Take action on this bill.


SB 10 - Teacher Salaries

Sen. Jeff Raatz, R – Centerville

 

The original version of the bill would have allowed teachers with fewer than 10 years of teaching experience to factor up to 58 percent of the calculation to determine a teacher’s salary increase or increment. For teachers with at least 10 years of experience, it would become 33 and one-third percent. The bill would have decoupled experience from educational attainment providing an additional factor for salaries. ISTA supported the original bill.

 

However, a significant amendment Sen. Raatz authored, and pushed by Hoosiers for Quality Education and Stand for Children, turns SB 10 into an entirely new bill in which administrators could choose to pay certain teachers more above the negotiated compensation plan “to attract and retain a teacher as needed.” 

 

SB 10 further makes clear that these supplemental payments are not bargainable.

Worse, the bill mandates that up to 50 percent of the supplemental payment must go into the future base pay of the teacher—taking even more money off the table for compensation packages for all teachers. Incredibly, this is the new answer offered by some to address Indiana’s teacher shortage.

 

Indiana has a long history of bargaining and with very few exceptions, the process works and engages both sets of stakeholders. 

These policies are fueled by an anti-union political agenda and feed into the cynicism and demoralization of school employees everywhere. We heard that loud and clear as ISTA’s government relations team traveled the state last fall.
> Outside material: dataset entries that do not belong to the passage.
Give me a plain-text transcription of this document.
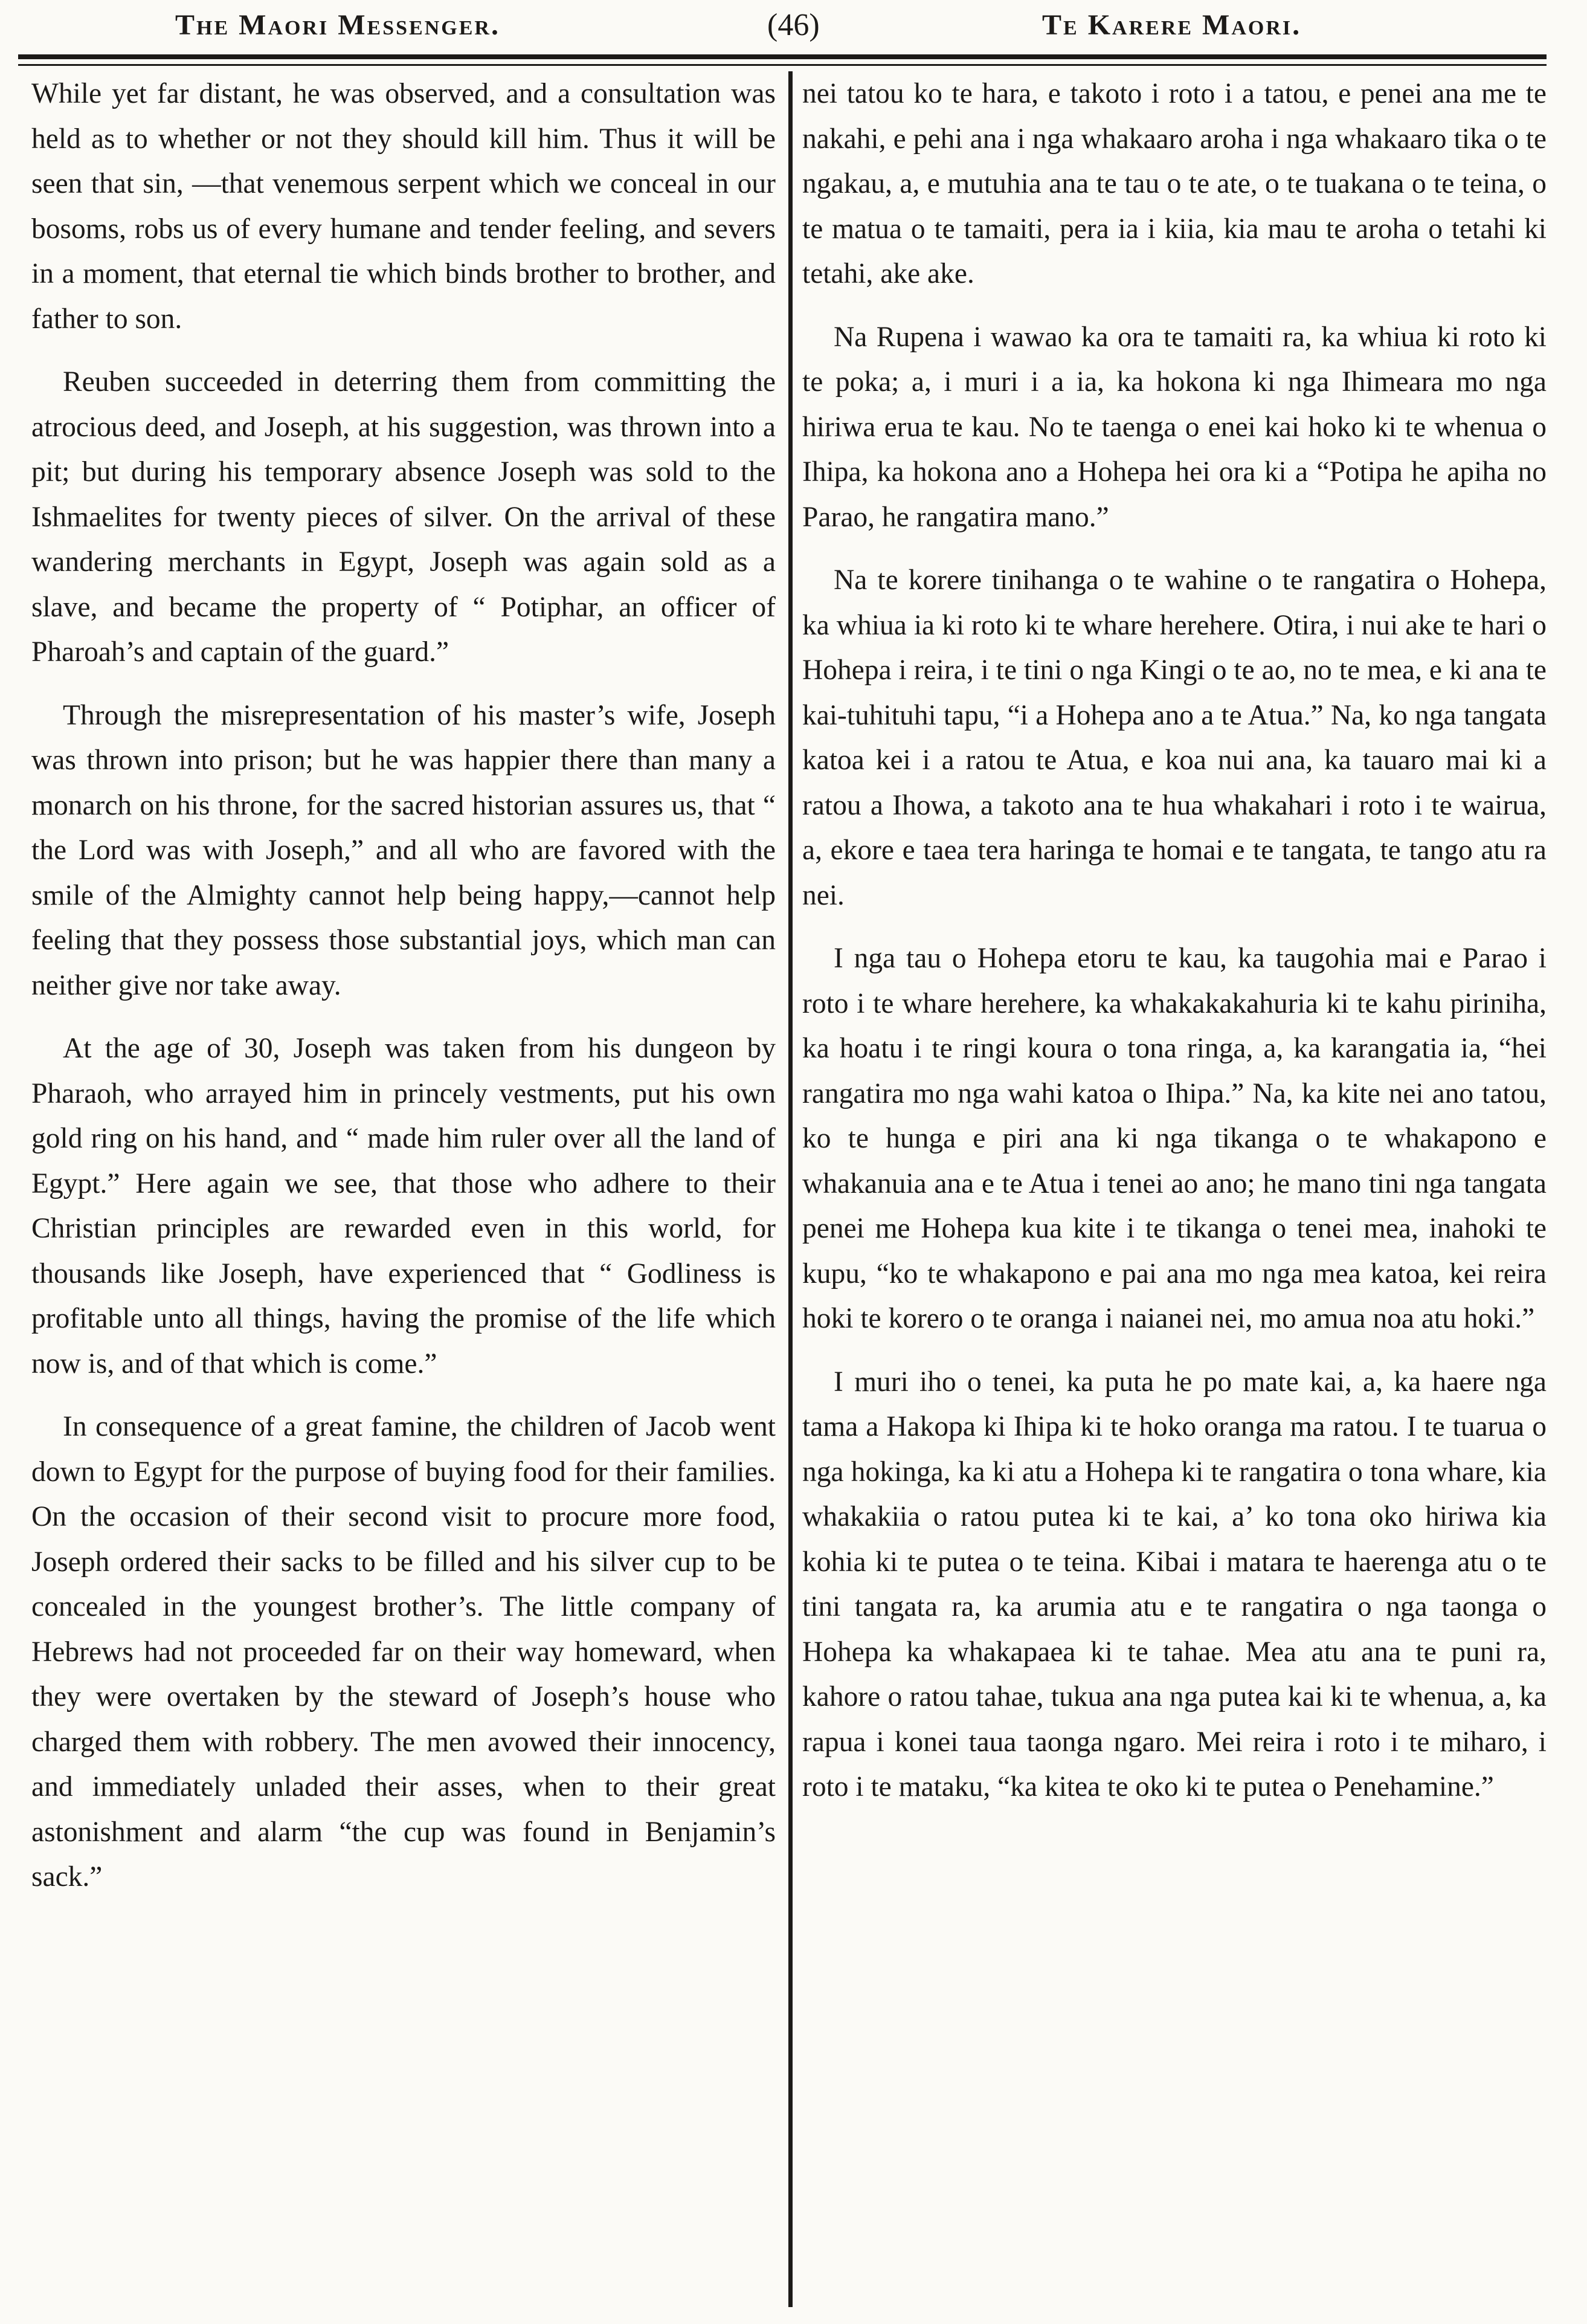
The Maori Messenger.	(46)	Te Karere Maori.

While yet far distant, he was observed, and a consultation was held as to whether or not they should kill him. Thus it will be seen that sin, —that venemous serpent which we conceal in our bosoms, robs us of every humane and tender feeling, and severs in a moment, that eternal tie which binds brother to brother, and father to son.

Reuben succeeded in deterring them from committing the atrocious deed, and Joseph, at his suggestion, was thrown into a pit; but during his temporary absence Joseph was sold to the Ishmaelites for twenty pieces of silver. On the arrival of these wandering merchants in Egypt, Joseph was again sold as a slave, and became the property of “ Potiphar, an officer of Pharoah’s and captain of the guard.”

Through the misrepresentation of his master’s wife, Joseph was thrown into prison; but he was happier there than many a monarch on his throne, for the sacred historian assures us, that “ the Lord was with Joseph,” and all who are favored with the smile of the Almighty cannot help being happy,—cannot help feeling that they possess those substantial joys, which man can neither give nor take away.

At the age of 30, Joseph was taken from his dungeon by Pharaoh, who arrayed him in princely vestments, put his own gold ring on his hand, and “ made him ruler over all the land of Egypt.” Here again we see, that those who adhere to their Christian principles are rewarded even in this world, for thousands like Joseph, have experienced that “ Godliness is profitable unto all things, having the promise of the life which now is, and of that which is come.”

In consequence of a great famine, the children of Jacob went down to Egypt for the purpose of buying food for their families. On the occasion of their second visit to procure more food, Joseph ordered their sacks to be filled and his silver cup to be concealed in the youngest brother’s. The little company of Hebrews had not proceeded far on their way homeward, when they were overtaken by the steward of Joseph’s house who charged them with robbery. The men avowed their innocency, and immediately unladed their asses, when to their great astonishment and alarm “the cup was found in Benjamin’s sack.”

nei tatou ko te hara, e takoto i roto i a tatou, e penei ana me te nakahi, e pehi ana i nga whakaaro aroha i nga whakaaro tika o te ngakau, a, e mutuhia ana te tau o te ate, o te tuakana o te teina, o te matua o te tamaiti, pera ia i kiia, kia mau te aroha o tetahi ki tetahi, ake ake.

Na Rupena i wawao ka ora te tamaiti ra, ka whiua ki roto ki te poka; a, i muri i a ia, ka hokona ki nga Ihimeara mo nga hiriwa erua te kau. No te taenga o enei kai hoko ki te whenua o Ihipa, ka hokona ano a Hohepa hei ora ki a “Potipa he apiha no Parao, he rangatira mano.”

Na te korere tinihanga o te wahine o te rangatira o Hohepa, ka whiua ia ki roto ki te whare herehere. Otira, i nui ake te hari o Hohepa i reira, i te tini o nga Kingi o te ao, no te mea, e ki ana te kai-tuhituhi tapu, “i a Hohepa ano a te Atua.” Na, ko nga tangata katoa kei i a ratou te Atua, e koa nui ana, ka tauaro mai ki a ratou a Ihowa, a takoto ana te hua whakahari i roto i te wairua, a, ekore e taea tera haringa te homai e te tangata, te tango atu ra nei.

I nga tau o Hohepa etoru te kau, ka taugohia mai e Parao i roto i te whare herehere, ka whakakakahuria ki te kahu piriniha, ka hoatu i te ringi koura o tona ringa, a, ka karangatia ia, “hei rangatira mo nga wahi katoa o Ihipa.” Na, ka kite nei ano tatou, ko te hunga e piri ana ki nga tikanga o te whakapono e whakanuia ana e te Atua i tenei ao ano; he mano tini nga tangata penei me Hohepa kua kite i te tikanga o tenei mea, inahoki te kupu, “ko te whakapono e pai ana mo nga mea katoa, kei reira hoki te korero o te oranga i naianei nei, mo amua noa atu hoki.”

I muri iho o tenei, ka puta he po mate kai, a, ka haere nga tama a Hakopa ki Ihipa ki te hoko oranga ma ratou. I te tuarua o nga hokinga, ka ki atu a Hohepa ki te rangatira o tona whare, kia whakakiia o ratou putea ki te kai, a’ ko tona oko hiriwa kia kohia ki te putea o te teina. Kibai i matara te haerenga atu o te tini tangata ra, ka arumia atu e te rangatira o nga taonga o Hohepa ka whakapaea ki te tahae. Mea atu ana te puni ra, kahore o ratou tahae, tukua ana nga putea kai ki te whenua, a, ka rapua i konei taua taonga ngaro. Mei reira i roto i te miharo, i roto i te mataku, “ka kitea te oko ki te putea o Penehamine.”
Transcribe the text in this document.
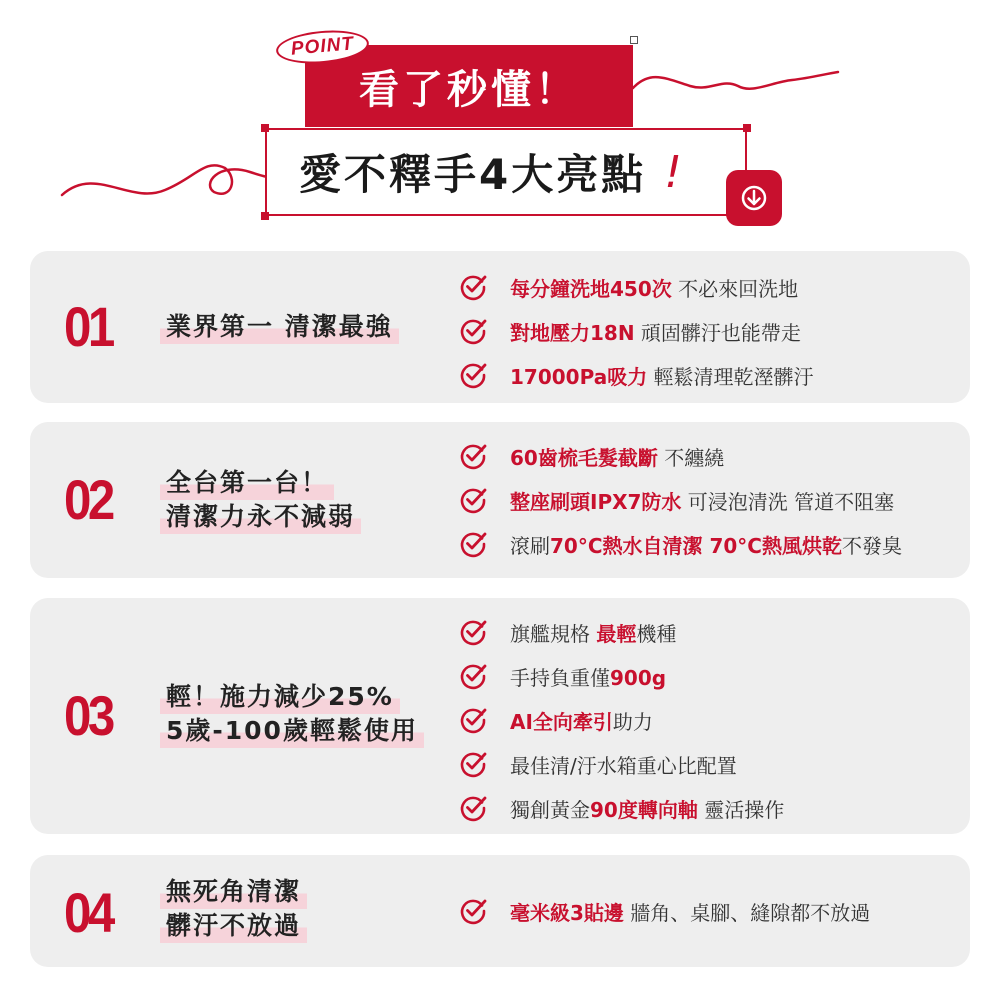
POINT
看了秒懂！
愛不釋手4大亮點 !
01	業界第一 清潔最強
每分鐘洗地450次 不必來回洗地
對地壓力18N 頑固髒汙也能帶走
17000Pa吸力 輕鬆清理乾溼髒汙
02	全台第一台！
清潔力永不減弱
60齒梳毛髮截斷 不纏繞
整座刷頭IPX7防水 可浸泡清洗 管道不阻塞
滾刷70°C熱水自清潔 70°C熱風烘乾不發臭
03	輕！施力減少25%
5歲-100歲輕鬆使用
旗艦規格 最輕機種
手持負重僅900g
AI全向牽引助力
最佳清/汙水箱重心比配置
獨創黃金90度轉向軸 靈活操作
04	無死角清潔
髒汙不放過	毫米級3貼邊 牆角、桌腳、縫隙都不放過
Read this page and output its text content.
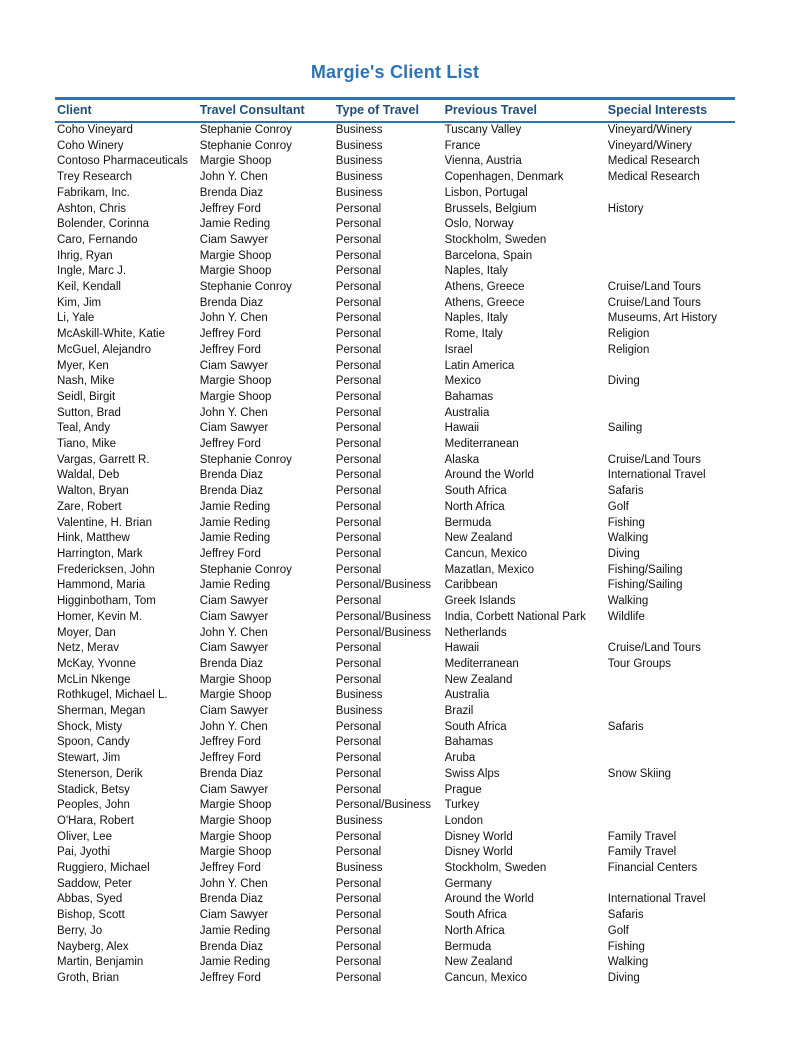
Margie's Client List
Client	Travel Consultant	Type of Travel	Previous Travel	Special Interests
Coho Vineyard	Stephanie Conroy	Business	Tuscany Valley	Vineyard/Winery
Coho Winery	Stephanie Conroy	Business	France	Vineyard/Winery
Contoso Pharmaceuticals	Margie Shoop	Business	Vienna, Austria	Medical Research
Trey Research	John Y. Chen	Business	Copenhagen, Denmark	Medical Research
Fabrikam, Inc.	Brenda Diaz	Business	Lisbon, Portugal	
Ashton, Chris	Jeffrey Ford	Personal	Brussels, Belgium	History
Bolender, Corinna	Jamie Reding	Personal	Oslo, Norway	
Caro, Fernando	Ciam Sawyer	Personal	Stockholm, Sweden	
Ihrig, Ryan	Margie Shoop	Personal	Barcelona, Spain	
Ingle, Marc J.	Margie Shoop	Personal	Naples, Italy	
Keil, Kendall	Stephanie Conroy	Personal	Athens, Greece	Cruise/Land Tours
Kim, Jim	Brenda Diaz	Personal	Athens, Greece	Cruise/Land Tours
Li, Yale	John Y. Chen	Personal	Naples, Italy	Museums, Art History
McAskill-White, Katie	Jeffrey Ford	Personal	Rome, Italy	Religion
McGuel, Alejandro	Jeffrey Ford	Personal	Israel	Religion
Myer, Ken	Ciam Sawyer	Personal	Latin America	
Nash, Mike	Margie Shoop	Personal	Mexico	Diving
Seidl, Birgit	Margie Shoop	Personal	Bahamas	
Sutton, Brad	John Y. Chen	Personal	Australia	
Teal, Andy	Ciam Sawyer	Personal	Hawaii	Sailing
Tiano, Mike	Jeffrey Ford	Personal	Mediterranean	
Vargas, Garrett R.	Stephanie Conroy	Personal	Alaska	Cruise/Land Tours
Waldal, Deb	Brenda Diaz	Personal	Around the World	International Travel
Walton, Bryan	Brenda Diaz	Personal	South Africa	Safaris
Zare, Robert	Jamie Reding	Personal	North Africa	Golf
Valentine, H. Brian	Jamie Reding	Personal	Bermuda	Fishing
Hink, Matthew	Jamie Reding	Personal	New Zealand	Walking
Harrington, Mark	Jeffrey Ford	Personal	Cancun, Mexico	Diving
Fredericksen, John	Stephanie Conroy	Personal	Mazatlan, Mexico	Fishing/Sailing
Hammond, Maria	Jamie Reding	Personal/Business	Caribbean	Fishing/Sailing
Higginbotham, Tom	Ciam Sawyer	Personal	Greek Islands	Walking
Homer, Kevin M.	Ciam Sawyer	Personal/Business	India, Corbett National Park	Wildlife
Moyer, Dan	John Y. Chen	Personal/Business	Netherlands	
Netz, Merav	Ciam Sawyer	Personal	Hawaii	Cruise/Land Tours
McKay, Yvonne	Brenda Diaz	Personal	Mediterranean	Tour Groups
McLin Nkenge	Margie Shoop	Personal	New Zealand	
Rothkugel, Michael L.	Margie Shoop	Business	Australia	
Sherman, Megan	Ciam Sawyer	Business	Brazil	
Shock, Misty	John Y. Chen	Personal	South Africa	Safaris
Spoon, Candy	Jeffrey Ford	Personal	Bahamas	
Stewart, Jim	Jeffrey Ford	Personal	Aruba	
Stenerson, Derik	Brenda Diaz	Personal	Swiss Alps	Snow Skiing
Stadick, Betsy	Ciam Sawyer	Personal	Prague	
Peoples, John	Margie Shoop	Personal/Business	Turkey	
O'Hara, Robert	Margie Shoop	Business	London	
Oliver, Lee	Margie Shoop	Personal	Disney World	Family Travel
Pai, Jyothi	Margie Shoop	Personal	Disney World	Family Travel
Ruggiero, Michael	Jeffrey Ford	Business	Stockholm, Sweden	Financial Centers
Saddow, Peter	John Y. Chen	Personal	Germany	
Abbas, Syed	Brenda Diaz	Personal	Around the World	International Travel
Bishop, Scott	Ciam Sawyer	Personal	South Africa	Safaris
Berry, Jo	Jamie Reding	Personal	North Africa	Golf
Nayberg, Alex	Brenda Diaz	Personal	Bermuda	Fishing
Martin, Benjamin	Jamie Reding	Personal	New Zealand	Walking
Groth, Brian	Jeffrey Ford	Personal	Cancun, Mexico	Diving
HB 1311 - Education Savings Account Program

Rep. Tim Brown, R – Crawfordsville

 

HB 1311 would establish an education savings account  granting parents of eligible students the ability to access to public tax dollars diverted from school corporation funding to seek out private education service providers for education expenses – a widespread expansion of voucher-like entitlements to virtually any student statewide that meets income and certain other eligibility requirements.

 

The money would be provided directly from the state treasurer’s office to the parent to pay outside providers.

 

In addition to the substantial fiscal cost to the state, the bill would be a major blow to public schools and open the door to financial fraud and abuse, as has occurred in other states with similar programs.

 

The Senate version of this same idea (SB 397) would offer the same kind of savings account program directed at parents of special education students.